Later, Sylvain will feel bad for laughing, but he can’t help it. It's bubbling out of him before he can stop it, relief and exhaustion and a lingering terror a volatile mix within him. They didn’t know. Goddess, he’s an idiot.
“You- I thought-” The words are choked out through gasping breaths, “I thought you-”
Felix looks lost and maybe a little annoyed. Sylvain, gasping, clumsily reaches for him, and after a moments hesitation, Felix takes his hand. They’re both shaking. Sylvain pulls, hard as he can when his muscles burn with the slightest movement, and then pulls again when Felix doesn’t move.
“Come here,” he insists, still breathless, still laughing, probably bordering on hysteria.

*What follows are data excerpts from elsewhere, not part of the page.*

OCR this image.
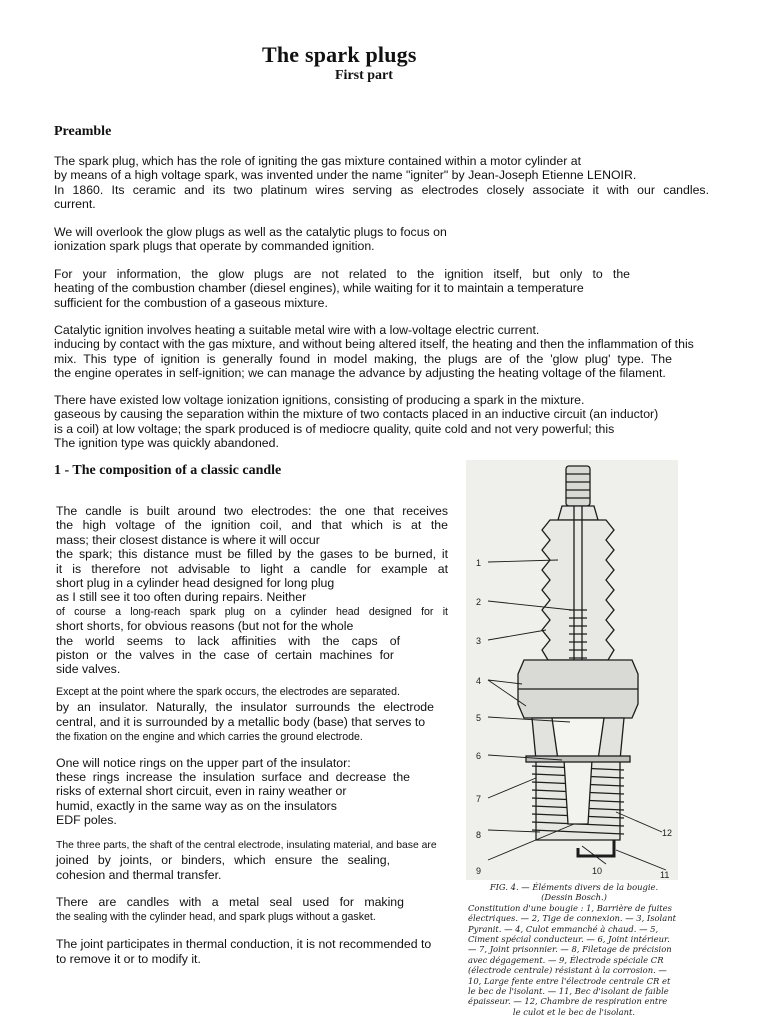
The spark plugs
First part
Preamble
The spark plug, which has the role of igniting the gas mixture contained within a motor cylinder at
by means of a high voltage spark, was invented under the name "igniter" by Jean-Joseph Etienne LENOIR.
In 1860. Its ceramic and its two platinum wires serving as electrodes closely associate it with our candles.
current.
We will overlook the glow plugs as well as the catalytic plugs to focus on
ionization spark plugs that operate by commanded ignition.
For your information, the glow plugs are not related to the ignition itself, but only to the
heating of the combustion chamber (diesel engines), while waiting for it to maintain a temperature
sufficient for the combustion of a gaseous mixture.
Catalytic ignition involves heating a suitable metal wire with a low-voltage electric current.
inducing by contact with the gas mixture, and without being altered itself, the heating and then the inflammation of this
mix. This type of ignition is generally found in model making, the plugs are of the 'glow plug' type. The
the engine operates in self-ignition; we can manage the advance by adjusting the heating voltage of the filament.
There have existed low voltage ionization ignitions, consisting of producing a spark in the mixture.
gaseous by causing the separation within the mixture of two contacts placed in an inductive circuit (an inductor)
is a coil) at low voltage; the spark produced is of mediocre quality, quite cold and not very powerful; this
The ignition type was quickly abandoned.
1 - The composition of a classic candle
The candle is built around two electrodes: the one that receives
the high voltage of the ignition coil, and that which is at the
mass; their closest distance is where it will occur
the spark; this distance must be filled by the gases to be burned, it
it is therefore not advisable to light a candle for example at
short plug in a cylinder head designed for long plug
as I still see it too often during repairs. Neither
of course a long-reach spark plug on a cylinder head designed for it
short shorts, for obvious reasons (but not for the whole
the world seems to lack affinities with the caps of
piston or the valves in the case of certain machines for
side valves.
Except at the point where the spark occurs, the electrodes are separated.
by an insulator. Naturally, the insulator surrounds the electrode
central, and it is surrounded by a metallic body (base) that serves to
the fixation on the engine and which carries the ground electrode.
One will notice rings on the upper part of the insulator:
these rings increase the insulation surface and decrease the
risks of external short circuit, even in rainy weather or
humid, exactly in the same way as on the insulators
EDF poles.
The three parts, the shaft of the central electrode, insulating material, and base are
joined by joints, or binders, which ensure the sealing,
cohesion and thermal transfer.
There are candles with a metal seal used for making
the sealing with the cylinder head, and spark plugs without a gasket.
The joint participates in thermal conduction, it is not recommended to
to remove it or to modify it.
1
2
3
4
5
6
7
8
9	10	11
12
FIG. 4. — Éléments divers de la bougie.
(Dessin Bosch.)
Constitution d'une bougie : 1, Barrière de fuites
électriques. — 2, Tige de connexion. — 3, Isolant
Pyranit. — 4, Culot emmanché à chaud. — 5,
Ciment spécial conducteur. — 6, Joint intérieur.
— 7, Joint prisonnier. — 8, Filetage de précision
avec dégagement. — 9, Électrode spéciale CR
(électrode centrale) résistant à la corrosion. —
10, Large fente entre l'électrode centrale CR et
le bec de l'isolant. — 11, Bec d'isolant de faible
épaisseur. — 12, Chambre de respiration entre
le culot et le bec de l'isolant.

Felix goes. He slides up the bed and leans in so Sylvain can press his face into his shoulder, feel the way they’re both trembling against each other. Felix gets an arm around his back, not quite as gentle as he should be but Sylvain cant find it in him to protest.
“I’m sorry,” Felix says, soft and mumbled into Sylvain’s skin.
Sylvain nods once, tries to say It’s fine, but it comes out a mangled sob.
Felix holds him through it, tight and painful and so, so warm.